For independent operators running their own validators, the generic
primitive is scripts/deploy-validator.sh — see
VALIDATOR_ONBOARDING.md for usage and
CI_CD.md for the deploy pattern.
Firewall
sudo ufw allow 22/tcp && sudo ufw allow 8545/tcp && sudo ufw allow 30303/tcp && sudo ufw enable
Data Directory
data/
├── chain.db/ # MDBX (blocks, state, index)
├── identity/
│ └── node_keypair # Ed25519 for libp2p PeerId
└── wallets/ # encrypted keystores
Joining the Network
sentrix init --admin-address 0x<genesis_admin>
sentrix start --peers [BOOTSTRAP]:30303
# Connects via libp2p, verifies chain_id 7119, syncs from genesis
Validator registration needs admin auth — contact the network admin.
Multiple Validators on One Machine
Different ports + data dirs per validator:
SENTRIX_VALIDATOR_KEY=<key1> SENTRIX_DATA_DIR=data1 \
sentrix start --port 8545 --p2p-port 30303
SENTRIX_VALIDATOR_KEY=<key2> SENTRIX_DATA_DIR=data2 \
sentrix start --port 8546 --p2p-port 30304
Each needs its own systemd service file and firewall rules.
Testnet
Run a testnet node alongside mainnet on the same machine.

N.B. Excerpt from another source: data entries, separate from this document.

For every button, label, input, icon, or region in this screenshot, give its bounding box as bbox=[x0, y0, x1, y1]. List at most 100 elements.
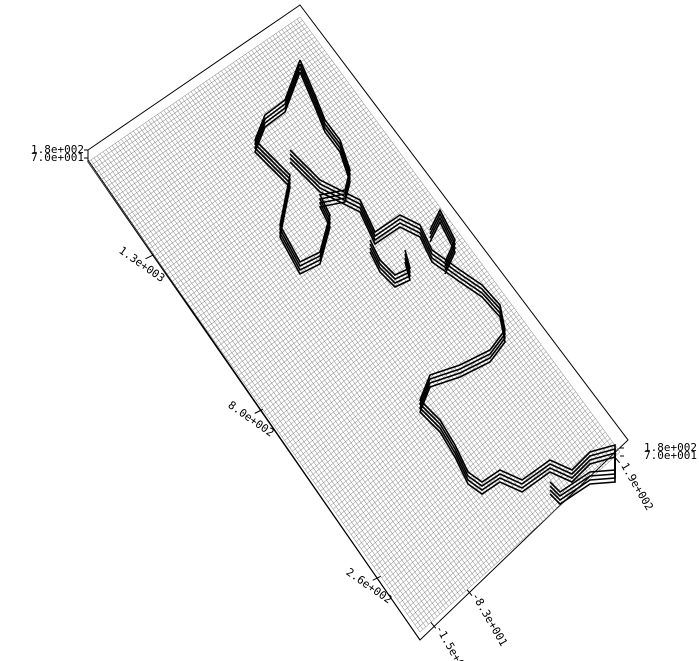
mesh-line bbox=[264, 247, 471, 412]
mesh-line bbox=[92, 23, 306, 170]
mesh-line bbox=[256, 237, 463, 401]
mesh-line bbox=[241, 217, 448, 380]
mesh-line bbox=[98, 30, 310, 177]
mesh-line bbox=[103, 36, 315, 184]
mesh-line bbox=[343, 351, 547, 524]
mesh-line bbox=[384, 404, 586, 582]
mesh-line bbox=[396, 421, 599, 600]
mesh-line bbox=[235, 210, 443, 372]
z-tick-label: 7.0e+001 bbox=[644, 449, 697, 462]
mesh-line bbox=[220, 190, 429, 351]
x-tick-label: -1.5e+002 bbox=[433, 623, 474, 661]
mesh-line bbox=[212, 180, 421, 340]
mesh-line bbox=[281, 271, 488, 437]
mesh-line bbox=[417, 448, 618, 629]
x-tick bbox=[466, 589, 473, 596]
mesh-line bbox=[394, 418, 596, 597]
mesh-line bbox=[121, 60, 333, 210]
mesh-line bbox=[248, 227, 456, 390]
mesh-line bbox=[123, 63, 335, 213]
mesh-line bbox=[87, 16, 301, 163]
y-tick bbox=[372, 575, 381, 581]
mesh-line bbox=[292, 284, 498, 452]
mesh-line bbox=[287, 277, 493, 445]
mesh-line bbox=[133, 77, 345, 228]
mesh-line bbox=[340, 348, 544, 521]
mesh-line bbox=[190, 150, 399, 307]
mesh-line bbox=[182, 140, 392, 296]
mesh-line bbox=[297, 291, 503, 459]
mesh-line bbox=[391, 415, 594, 593]
x-tick-label: -8.3e+001 bbox=[469, 590, 510, 648]
mesh-line bbox=[335, 341, 539, 513]
mesh-line bbox=[269, 254, 475, 419]
mesh-line bbox=[243, 220, 451, 383]
terrain-wall bbox=[369, 247, 411, 284]
mesh-line bbox=[299, 294, 505, 463]
mesh-line bbox=[373, 391, 576, 568]
mesh-line bbox=[312, 311, 517, 481]
mesh-line bbox=[105, 40, 318, 188]
z-tick-label: 1.8e+002 bbox=[31, 143, 84, 156]
terrain-wall bbox=[429, 220, 456, 275]
mesh-line bbox=[246, 224, 453, 387]
mesh-line bbox=[218, 187, 426, 347]
mesh-line bbox=[207, 174, 416, 333]
plot-box bbox=[87, 4, 629, 641]
mesh-line bbox=[184, 143, 394, 300]
mesh-line bbox=[386, 408, 589, 586]
mesh-line bbox=[110, 46, 323, 195]
terrain-wall bbox=[254, 63, 351, 268]
mesh-line bbox=[108, 43, 320, 192]
frame bbox=[87, 4, 629, 641]
mesh-line bbox=[251, 230, 458, 394]
mesh-line bbox=[128, 70, 340, 221]
mesh-line bbox=[378, 398, 581, 575]
mesh-line bbox=[258, 240, 466, 405]
mesh-line bbox=[302, 297, 507, 466]
mesh-line bbox=[315, 314, 520, 484]
mesh-line bbox=[338, 344, 542, 517]
mesh-line bbox=[174, 130, 384, 286]
mesh-line bbox=[126, 66, 338, 217]
mesh-line bbox=[90, 20, 303, 166]
mesh-line bbox=[131, 73, 342, 224]
mesh-line bbox=[304, 301, 510, 470]
mesh-line bbox=[115, 53, 328, 202]
terrain-wall bbox=[254, 71, 351, 276]
mesh-line bbox=[138, 83, 350, 235]
mesh-line bbox=[100, 33, 313, 181]
mesh-line bbox=[407, 435, 608, 615]
mesh-line bbox=[205, 170, 414, 329]
mesh-line bbox=[274, 261, 480, 427]
mesh-line bbox=[95, 26, 308, 174]
terrain-wall bbox=[289, 153, 616, 498]
x-tick bbox=[614, 456, 620, 464]
terrain-wall bbox=[289, 161, 616, 506]
mesh-line bbox=[172, 127, 382, 282]
mesh-line bbox=[389, 411, 591, 589]
mesh-line bbox=[210, 177, 419, 336]
mesh-line bbox=[401, 428, 603, 607]
mesh-line bbox=[197, 160, 406, 318]
terrain-wall bbox=[254, 67, 351, 272]
terrain-wall bbox=[369, 239, 411, 276]
mesh-line bbox=[271, 257, 478, 423]
mesh-line bbox=[289, 281, 495, 448]
mesh-line bbox=[200, 164, 409, 322]
mesh-line bbox=[146, 93, 357, 246]
z-tick-label: 1.8e+002 bbox=[644, 441, 697, 454]
y-tick bbox=[145, 254, 154, 260]
x-tick-label: 1.9e+002 bbox=[618, 460, 656, 512]
mesh-line bbox=[230, 204, 438, 365]
terrain-wall bbox=[429, 208, 456, 263]
mesh-line bbox=[399, 425, 601, 604]
mesh-line bbox=[414, 445, 616, 625]
mesh-line bbox=[276, 264, 483, 430]
mesh-line bbox=[136, 80, 347, 231]
mesh-line bbox=[202, 167, 411, 325]
mesh-line bbox=[279, 267, 485, 434]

Same binary, different chain_id and ports.
# Set testnet chain_id
export SENTRIX_CHAIN_ID=7120
export SENTRIX_DATA_DIR=/opt/sentrix-testnet/data
export SENTRIX_API_PORT=9545
# Init testnet genesis
sentrix init --admin 0x<testnet_admin_address>
# Add validator
export SENTRIX_ADMIN_KEY=<admin_private_key>
sentrix validator add <address> "Testnet Validator" <public_key>
# Start (env var; or use --validator-keystore + SENTRIX_WALLET_PASSWORD)

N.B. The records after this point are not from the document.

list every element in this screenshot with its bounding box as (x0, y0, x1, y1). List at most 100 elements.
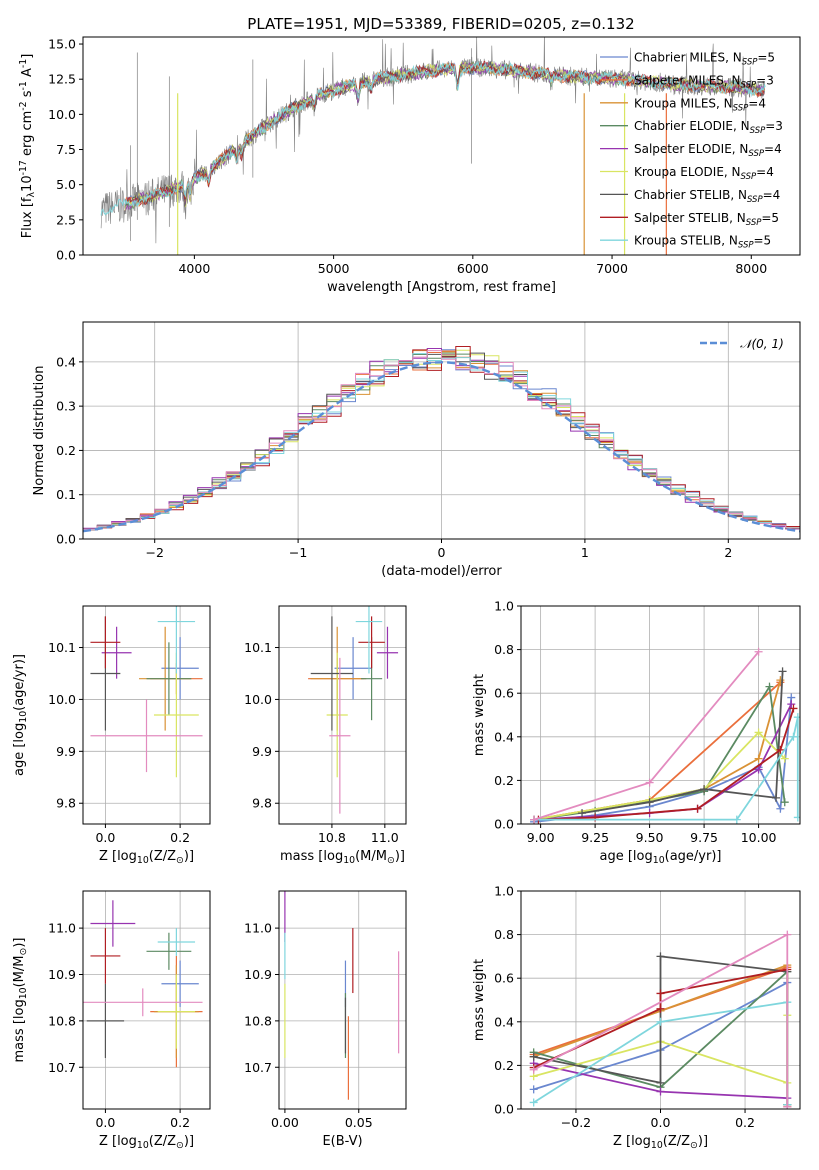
data-point-marker (776, 745, 785, 754)
data-point-marker (529, 1065, 538, 1074)
x-tick-label: 10.00 (741, 830, 777, 845)
x-axis-label: Z [log10(Z/Z⊙)] (99, 849, 194, 866)
data-point-marker (656, 1087, 665, 1096)
y-tick-label: 0.0 (494, 817, 514, 832)
data-point-marker (780, 798, 789, 807)
plot-area (83, 900, 203, 1068)
data-point-marker (578, 809, 587, 818)
y-tick-label: 12.5 (48, 72, 76, 87)
panel-spectrum: 4000 5000 6000 7000 8000 0.0 2.5 5.0 7.5 10.0 12.5… (18, 36, 801, 295)
legend-entry: Kroupa ELODIE, NSSP=4 (634, 165, 774, 182)
normal-reference-line (83, 361, 800, 533)
y-tick-label: 1.0 (494, 884, 514, 899)
x-tick-label: 0.0 (95, 830, 115, 845)
x-tick-label: 1 (581, 545, 589, 560)
y-tick-label: 0.4 (494, 1014, 514, 1029)
y-tick-label: 0.0 (56, 532, 76, 547)
x-tick-label: 0.0 (651, 1115, 671, 1130)
data-point-marker (793, 713, 800, 722)
x-tick-label: 8000 (735, 261, 767, 276)
data-point-marker (645, 778, 654, 787)
y-tick-label: 10.0 (48, 692, 76, 707)
x-axis-label: Z [log10(Z/Z⊙)] (613, 1134, 708, 1151)
data-point-marker (789, 704, 798, 713)
data-point-marker (656, 952, 665, 961)
y-tick-label: 0.8 (494, 642, 514, 657)
x-tick-label: 9.00 (527, 830, 555, 845)
x-tick-label: 0.0 (95, 1115, 115, 1130)
legend-entry: Kroupa STELIB, NSSP=5 (634, 234, 771, 251)
y-tick-label: 5.0 (56, 177, 76, 192)
panel-mass-vs-EBV: 0.00 0.05 10.7 10.8 10.9 11.0 E(B-V) (244, 890, 407, 1149)
y-tick-label: 1.0 (494, 599, 514, 614)
y-tick-label: 0.8 (494, 927, 514, 942)
data-point-marker (765, 682, 774, 691)
y-tick-label: 15.0 (48, 37, 76, 52)
y-axis-label: Flux [fλ10-17 erg cm-2 s-1 A-1] (18, 54, 37, 239)
y-tick-label: 9.8 (252, 796, 272, 811)
x-tick-label: 7000 (596, 261, 628, 276)
legend-entry: Kroupa MILES, NSSP=4 (634, 96, 766, 113)
plot-area (308, 606, 399, 814)
y-tick-label: 9.8 (56, 796, 76, 811)
y-tick-label: 9.9 (56, 744, 76, 759)
y-tick-label: 0.2 (494, 773, 514, 788)
mass-weight-line (533, 651, 760, 821)
y-tick-label: 0.1 (56, 487, 76, 502)
legend-entry: Chabrier STELIB, NSSP=4 (634, 188, 780, 205)
y-tick-label: 10.0 (48, 107, 76, 122)
plot-area (90, 606, 203, 778)
data-point-marker (789, 732, 798, 741)
y-tick-label: 0.3 (56, 399, 76, 414)
data-point-marker (754, 647, 763, 656)
x-tick-label: −0.2 (561, 1115, 591, 1130)
legend-entry: Salpeter ELODIE, NSSP=4 (634, 142, 782, 159)
x-tick-label: 4000 (178, 261, 210, 276)
x-tick-label: −1 (289, 545, 307, 560)
x-tick-label: 0.05 (345, 1115, 373, 1130)
y-axis-label: mass [log10(M/M⊙)] (12, 938, 29, 1063)
y-tick-label: 2.5 (56, 212, 76, 227)
legend: Chabrier MILES, NSSP=5 Salpeter MILES, NS… (600, 51, 783, 251)
data-point-marker (529, 1098, 538, 1107)
y-tick-label: 10.8 (48, 1013, 76, 1028)
data-point-marker (783, 930, 792, 939)
y-tick-label: 11.0 (244, 921, 272, 936)
data-point-marker (656, 989, 665, 998)
legend-entry: Salpeter MILES, NSSP=3 (634, 73, 774, 90)
spectrum-model-line (124, 60, 765, 206)
panel-residual-histogram: −2 −1 0 1 2 0.0 0.1 0.2 0.3 0.4 (data-model)/error… (32, 321, 801, 579)
x-axis-label: E(B-V) (322, 1134, 362, 1149)
axes-frame (278, 890, 407, 1110)
axes-frame (520, 605, 801, 825)
x-tick-label: 9.25 (581, 830, 609, 845)
x-axis-label: wavelength [Angstrom, rest frame] (327, 280, 556, 295)
y-tick-label: 10.7 (48, 1060, 76, 1075)
plot-area (284, 891, 400, 1100)
y-tick-label: 0.6 (494, 686, 514, 701)
data-point-marker (787, 700, 796, 709)
y-tick-label: 0.0 (494, 1102, 514, 1117)
data-point-marker (754, 728, 763, 737)
data-point-marker (754, 754, 763, 763)
data-point-marker (754, 765, 763, 774)
y-tick-label: 10.9 (244, 967, 272, 982)
y-tick-label: 0.6 (494, 971, 514, 986)
data-point-marker (772, 793, 781, 802)
x-tick-label: −2 (145, 545, 163, 560)
panel-age-vs-mass: 10.8 11.0 9.8 9.9 10.0 10.1 mass [log10(M/M⊙)] (244, 605, 407, 866)
spectrum-model-line (100, 60, 766, 216)
histogram-step-line (83, 346, 800, 531)
y-tick-label: 0.4 (494, 729, 514, 744)
y-axis-label: mass weight (472, 674, 487, 756)
data-point-marker (776, 804, 785, 813)
y-tick-label: 10.1 (48, 640, 76, 655)
y-tick-label: 10.9 (48, 967, 76, 982)
x-axis-label: age [log10(age/yr)] (600, 849, 722, 866)
y-tick-label: 10.7 (244, 1060, 272, 1075)
y-axis-label: mass weight (472, 959, 487, 1041)
data-point-marker (656, 1004, 665, 1013)
spectrum-model-line (124, 61, 765, 211)
legend-entry: Salpeter STELIB, NSSP=5 (634, 211, 779, 228)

SENTRIX_VALIDATOR_KEY=<key> sentrix start --port 31303
Systemd service example:
# /etc/systemd/system/sentrix-testnet.service
[Unit]
Description=Sentrix Testnet Node
After=network.target
[Service]
Type=simple
User=sentrix
WorkingDirectory=/opt/sentrix-testnet
ExecStart=/opt/sentrix/sentrix start --validator-keystore /opt/sentrix-testnet/data/wallets/validator.json --port 31303
Restart=on-failure
RestartSec=5
EnvironmentFile=/etc/sentrix/testnet-wallet.env # SENTRIX_WALLET_PASSWORD=...
Environment=SENTRIX_DATA_DIR=/opt/sentrix-testnet/data
Environment=SENTRIX_CHAIN_ID=7120
Environment=SENTRIX_API_PORT=9545
Environment=RUST_LOG=info
[Install]
WantedBy=multi-user.target
Key differences from mainnet:
| Mainnet | Testnet | |
|---|---|---|
| Chain ID | 7119 | 7120 |
| API port | 8545 | 9545 |
| P2P port | 30303 | 31303 |
| Data dir | /opt/sentrix/data | /opt/sentrix-testnet/data |
The two networks are completely isolated — different chain_id means peers reject each other on handshake.